Let's briefly review the financial data first. Goldman Sachs achieved a revenue of $11.32 billion in the fourth quarter of last year, a slight increase of 7%, better than analysts' expectations of $10.8 billion; In terms of profit, it surged by 51% year-on-year to $2.01 billion, equivalent to a earnings per share of nearly $5.5, far exceeding analyst expectations of $3.51.
Like other banks, Goldman Sachs also provisioned $529 million in related expenses in its fourth quarter report to supplement the deficit of the Federal Deposit Insurance Fund last year. Looking at the entire year of 2023, Goldman Sachs' total revenue was $46.25 billion, a decrease of approximately 2%, while profits decreased by 24% year-on-year to $8.52 billion.
Strategic transformation demonstrates effectiveness
For Goldman Sachs CEO David Solomon, the past year has been a year of ups and downs. Due to the decision to enter the retail business, the company fell into a quagmire, and under heavy pressure, Solomon had to give up his hobby of becoming a DJ. Public information shows that Solomon (formerly known as DJ D-Sol) has not attended any major music festivals since the Lollapalooza music festival in July 2022.
After realizing that the current market environment was not suitable for retail business, Goldman Sachs quickly shifted its focus to asset management and wealth management businesses. The financial report shows that Goldman Sachs' asset management and wealth management business revenue reached $4.39 billion in the fourth quarter of last year, nearly $550 million higher than analyst expectations. The strong appreciation of the stock and bond markets in the fourth quarter of last year, as well as the increase in management expenses, were the main reasons.
In the fourth quarter of 2023, Goldman Sachs not only announced the suspension of its retail consumer business with Apple, but also sold consumer lending firm GreenSky at a significant discount.
A few days ago, there were also reports that Goldman Sachs is vigorously developing its loan business for high net worth clients, despite the relatively calm IPO, M&A, and trading sentiment. It is reported that the private banking clients, wealthy individuals, and families that Goldman Sachs focuses on developing have an average asset of $60 million in this bank. From the perspective of banks, providing loans to high net worth users is also an important channel to win other businesses.

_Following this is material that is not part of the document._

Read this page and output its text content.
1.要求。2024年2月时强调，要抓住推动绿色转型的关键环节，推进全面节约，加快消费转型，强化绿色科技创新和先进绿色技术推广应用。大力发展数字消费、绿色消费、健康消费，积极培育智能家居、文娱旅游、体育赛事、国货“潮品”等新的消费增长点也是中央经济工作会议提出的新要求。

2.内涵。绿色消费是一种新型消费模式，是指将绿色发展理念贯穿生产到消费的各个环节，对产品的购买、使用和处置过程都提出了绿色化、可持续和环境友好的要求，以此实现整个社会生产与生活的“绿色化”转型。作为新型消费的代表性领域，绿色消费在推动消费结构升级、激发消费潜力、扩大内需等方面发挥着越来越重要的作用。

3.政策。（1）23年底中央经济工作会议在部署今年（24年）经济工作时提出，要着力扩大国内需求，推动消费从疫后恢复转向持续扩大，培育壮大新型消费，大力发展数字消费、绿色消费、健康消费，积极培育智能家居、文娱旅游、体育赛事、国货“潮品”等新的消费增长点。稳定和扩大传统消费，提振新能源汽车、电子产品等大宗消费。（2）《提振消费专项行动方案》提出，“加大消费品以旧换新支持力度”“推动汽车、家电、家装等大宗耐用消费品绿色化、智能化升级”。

It is reported that Goldman Sachs' wealth management department has recently launched a new type of loan - customers can use the money they invest in low liquidity projects such as private equity funds and private credit as collateral. As for whether the money will be used to buy luxury cars and houses or further engage in financial investment after lending, Goldman Sachs will not intervene.
Solomon also stated in its financial report that with all the achievements of the company in 2023, coupled with a clear and simplified strategy, we now have a stronger platform for 2024.

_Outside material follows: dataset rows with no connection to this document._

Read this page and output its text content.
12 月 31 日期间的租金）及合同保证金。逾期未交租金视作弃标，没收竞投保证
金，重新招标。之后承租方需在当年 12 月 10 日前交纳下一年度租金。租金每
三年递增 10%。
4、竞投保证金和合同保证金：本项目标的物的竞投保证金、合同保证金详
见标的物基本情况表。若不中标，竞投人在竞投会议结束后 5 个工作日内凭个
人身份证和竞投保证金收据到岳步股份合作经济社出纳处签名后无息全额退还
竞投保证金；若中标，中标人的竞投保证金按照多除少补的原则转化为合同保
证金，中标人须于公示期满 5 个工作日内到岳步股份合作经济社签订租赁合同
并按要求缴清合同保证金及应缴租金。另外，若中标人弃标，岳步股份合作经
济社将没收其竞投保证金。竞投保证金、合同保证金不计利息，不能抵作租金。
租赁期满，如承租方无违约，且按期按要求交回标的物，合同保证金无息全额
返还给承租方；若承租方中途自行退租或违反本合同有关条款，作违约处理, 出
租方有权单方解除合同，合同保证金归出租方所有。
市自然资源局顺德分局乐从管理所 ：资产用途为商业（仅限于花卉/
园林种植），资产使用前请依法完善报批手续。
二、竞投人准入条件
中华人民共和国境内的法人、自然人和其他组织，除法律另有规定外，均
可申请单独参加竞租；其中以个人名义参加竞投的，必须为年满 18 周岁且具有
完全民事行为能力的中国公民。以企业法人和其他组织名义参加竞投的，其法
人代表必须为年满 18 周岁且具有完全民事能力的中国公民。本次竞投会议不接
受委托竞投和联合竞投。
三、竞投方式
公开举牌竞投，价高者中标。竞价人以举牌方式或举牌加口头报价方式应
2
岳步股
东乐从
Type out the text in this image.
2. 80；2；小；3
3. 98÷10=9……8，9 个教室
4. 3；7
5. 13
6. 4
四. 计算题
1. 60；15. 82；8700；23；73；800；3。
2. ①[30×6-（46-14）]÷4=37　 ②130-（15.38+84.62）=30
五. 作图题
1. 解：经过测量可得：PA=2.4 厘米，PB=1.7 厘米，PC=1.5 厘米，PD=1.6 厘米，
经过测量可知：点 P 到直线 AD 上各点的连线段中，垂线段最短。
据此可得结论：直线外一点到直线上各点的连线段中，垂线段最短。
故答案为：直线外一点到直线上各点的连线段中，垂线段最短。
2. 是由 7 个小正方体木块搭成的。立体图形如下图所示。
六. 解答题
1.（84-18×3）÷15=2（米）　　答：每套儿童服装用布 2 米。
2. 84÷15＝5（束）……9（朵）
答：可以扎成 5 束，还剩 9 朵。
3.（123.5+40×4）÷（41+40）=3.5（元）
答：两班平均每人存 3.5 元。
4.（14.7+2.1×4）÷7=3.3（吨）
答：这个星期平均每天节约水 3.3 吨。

Investment banking business awaits recovery
Apart from wealth management, Goldman Sachs' other businesses can only be said to be unsatisfactory. The most closely watched investment banking fee revenue reached $1.65 billion in Q4, roughly in line with market expectations. Investors are still waiting for signals of a recovery in financial market business, and a series of merger and acquisition transactions in early 2024 have also shown a state of many companies being eager and waiting for a long time.

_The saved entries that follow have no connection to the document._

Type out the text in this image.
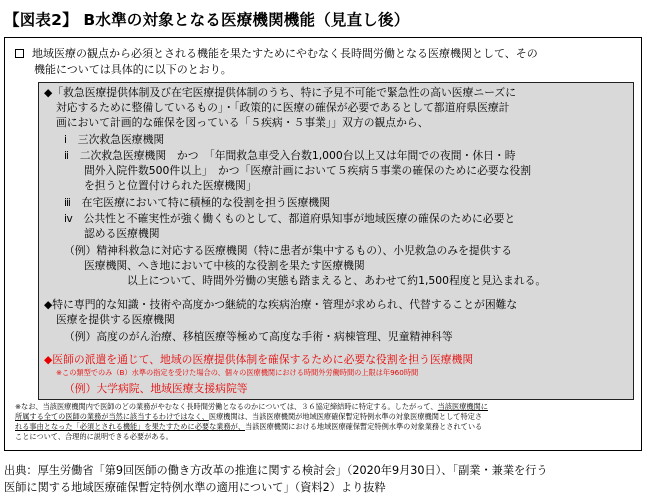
【図表2】 B水準の対象となる医療機関機能（見直し後）
地域医療の観点から必須とされる機能を果たすためにやむなく長時間労働となる医療機関として、その
機能については具体的に以下のとおり。
◆「救急医療提供体制及び在宅医療提供体制のうち、特に予見不可能で緊急性の高い医療ニーズに
対応するために整備しているもの」・「政策的に医療の確保が必要であるとして都道府県医療計
画において計画的な確保を図っている「５疾病・５事業」」双方の観点から、
ⅰ　三次救急医療機関
ⅱ　二次救急医療機関　かつ　「年間救急車受入台数1,000台以上又は年間での夜間・休日・時
間外入院件数500件以上」　かつ「医療計画において５疾病５事業の確保のために必要な役割
を担うと位置付けられた医療機関」
ⅲ　在宅医療において特に積極的な役割を担う医療機関
ⅳ　公共性と不確実性が強く働くものとして、都道府県知事が地域医療の確保のために必要と
認める医療機関
（例）精神科救急に対応する医療機関（特に患者が集中するもの）、小児救急のみを提供する
医療機関、へき地において中核的な役割を果たす医療機関
以上について、時間外労働の実態も踏まえると、あわせて約1,500程度と見込まれる。
◆特に専門的な知識・技術や高度かつ継続的な疾病治療・管理が求められ、代替することが困難な
医療を提供する医療機関
（例）高度のがん治療、移植医療等極めて高度な手術・病棟管理、児童精神科等
◆医師の派遣を通じて、地域の医療提供体制を確保するために必要な役割を担う医療機関
※この類型でのみ（B）水準の指定を受けた場合の、個々の医療機関における時間外労働時間の上限は年960時間
（例）大学病院、地域医療支援病院等
※なお、当該医療機関内で医師のどの業務がやむなく長時間労働となるのかについては、３６協定締結時に特定する。したがって、当該医療機関に
所属する全ての医師の業務が当然に該当するわけではなく、医療機関は、当該医療機関が地域医療確保暫定特例水準の対象医療機関として特定さ
れる事由となった「必須とされる機能」を果たすために必要な業務が、当該医療機関における地域医療確保暫定特例水準の対象業務とされている
ことについて、合理的に説明できる必要がある。
出典：厚生労働省「第9回医師の働き方改革の推進に関する検討会」（2020年9月30日）、「副業・兼業を行う
医師に関する地域医療確保暫定特例水準の適用について」（資料2）より抜粋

In terms of trading departments, there is a situation of strong stocks and weak bonds. Goldman Sachs Q4 securities trading revenue increased by 26% year-on-year to $2.61 billion, with an expected revenue of $2.22 billion; Fixed income transaction revenue decreased by 24% year-on-year to $2.03 billion, with an expected revenue of $2.53 billion.
Unlike other diversified peers, most of Goldman Sachs' revenue comes from various transactions, so it is easy for its performance to significantly strengthen during good market times; When the market situation is not good, it will also underperform its peers. In 2023, Goldman Sachs' tangible common equity return rate was only 8.1%, lower than the bank's mid-term target of 15% -17%.
Goldman Sachs also disclosed in its latest financial report that after experiencing a wave of layoffs in 2023, the company's workforce has decreased by 7% in the past year.